Tra ammontare delle imposte dirette, indirette, in conto capitale e dei contributi sociali in rapporto al Pil in Italia nel 2019 la pressione fiscale complessiva è risultata pari al 42,4%, in aumento rispetto all’anno precedente. In particolare, le imposte dirette sono risultate in aumento del 3,5%, in virtù della crescita dell’Irpef, dell’Ires e delle imposte sostitutive, mentre le imposte indirette hanno registrato un aumento dell’1,5% per effetto principalmente della crescita del gettito Iva e dell’imposta sul Lotto e le lotterie. Lo rende noto l’Istat, che ha diffuso i Conti economici nazionali relativi al biennio 2018-2019.

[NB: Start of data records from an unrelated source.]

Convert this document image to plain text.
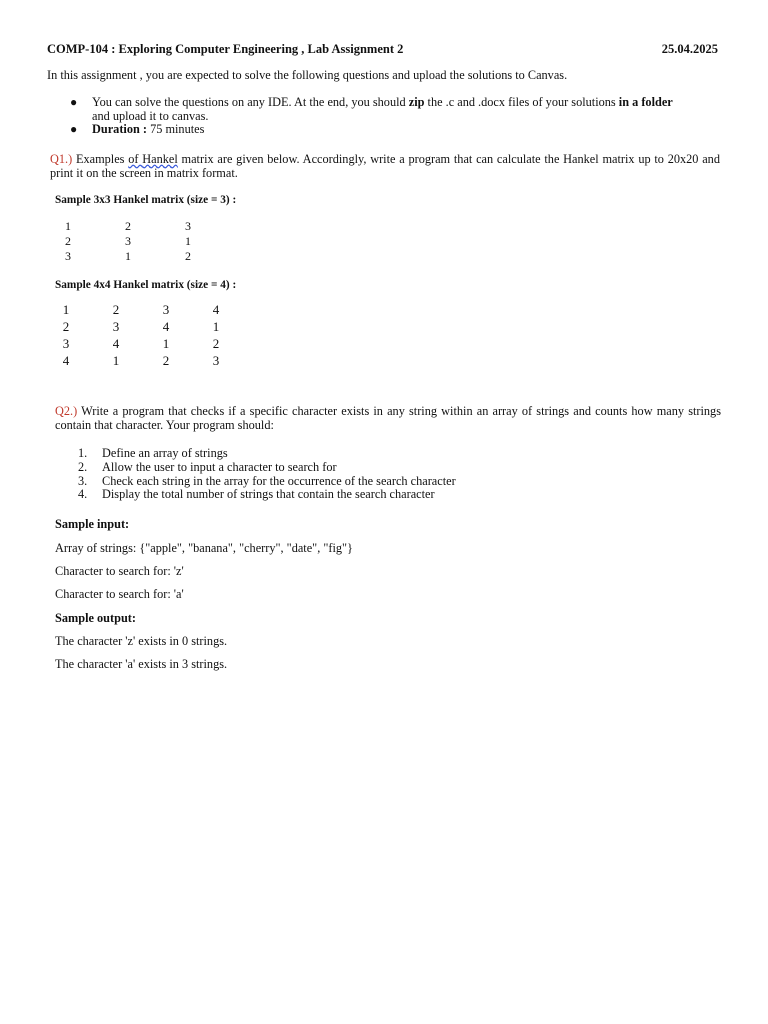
COMP-104 : Exploring Computer Engineering , Lab Assignment 2	25.04.2025
In this assignment , you are expected to solve the following questions and upload the solutions to Canvas.
● You can solve the questions on any IDE. At the end, you should zip the .c and .docx files of your solutions in a folder
and upload it to canvas.
● Duration : 75 minutes
Q1.) Examples of Hankel matrix are given below. Accordingly, write a program that can calculate the Hankel matrix up to 20x20 and print it on the screen in matrix format.
Sample 3x3 Hankel matrix (size = 3) :
1	2	3
2	3	1
3	1	2
Sample 4x4 Hankel matrix (size = 4) :
1	2	3	4
2	3	4	1
3	4	1	2
4	1	2	3
Q2.) Write a program that checks if a specific character exists in any string within an array of strings and counts how many strings contain that character. Your program should:
1. Define an array of strings
2. Allow the user to input a character to search for
3. Check each string in the array for the occurrence of the search character
4. Display the total number of strings that contain the search character
Sample input:
Array of strings: {"apple", "banana", "cherry", "date", "fig"}
Character to search for: 'z'
Character to search for: 'a'
Sample output:
The character 'z' exists in 0 strings.
The character 'a' exists in 3 strings.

Nel 2019 si conferma il rallentamento della crescita economica

La stima aggiornata dei conti economici nazionali, commenta l’Istat, conferma il significativo rallentamento della crescita dell’economia nel 2019, con un tasso di variazione del Pil dello 0,3% a fronte di un incremento dello 0,9% nel 2018.

Se nel 2019 rispetto al 2018 le entrate totali delle Amministrazioni pubbliche sono aumentate del 2,9%, con un’incidenza sul Pil pari al 47%, le entrate correnti hanno registrato una crescita del 2,9%, attestandosi al 46,8 % del Pil.

L’indebitamento netto delle Amministrazioni pubbliche è invece pari all’1,6% del Pil, in netto miglioramento rispetto al -2,2% registrato nel 2018.     

Crescono costruzioni e servizi, segno meno per agricoltura e attività manifatturiere

Dal lato della domanda, aggiunge l’Istat, nonostante il rallentamento delle esportazioni, il calo delle importazioni ha determinato un contributo positivo della domanda estera netta, mentre la domanda interna ha fornito nel complesso un contributo lievemente negativo. Dal lato dell’offerta di beni e servizi, si conferma invece la crescita delle costruzioni e dei servizi e la contrazione dell’agricoltura e delle attività manifatturiere. Nel 2019 il Pil ai prezzi di mercato risulta pari a 1.789.747 milioni di euro correnti, con una revisione al rialzo di 2.083 milioni rispetto alla stima di marzo scorso.

Il reddito delle famiglie sale all’1%

Il saldo di parte corrente, ovvero il risparmio o disavanzo delle Amministrazioni pubbliche, risulta positivo, ed è pari a 29,234 miliardi di euro (15.479 milioni nel 2018). Tale miglioramento, spiega l’Istituto, è il risultato di un aumento delle entrate correnti di circa 23,8 miliardi di euro, e di un aumento di entità inferiore, circa 10,1 miliardi, delle uscite correnti. Il reddito disponibile delle famiglie consumatrici, riporta Agi, ha invece segnato nel 2019 una crescita dell’1,0% in valore, e dello 0,5% in termini di potere d’acquisto. Poiché il valore dei consumi privati è aumentato dell’1,0%, la propensione al risparmio delle famiglie è rimasta stabile all’8,1%.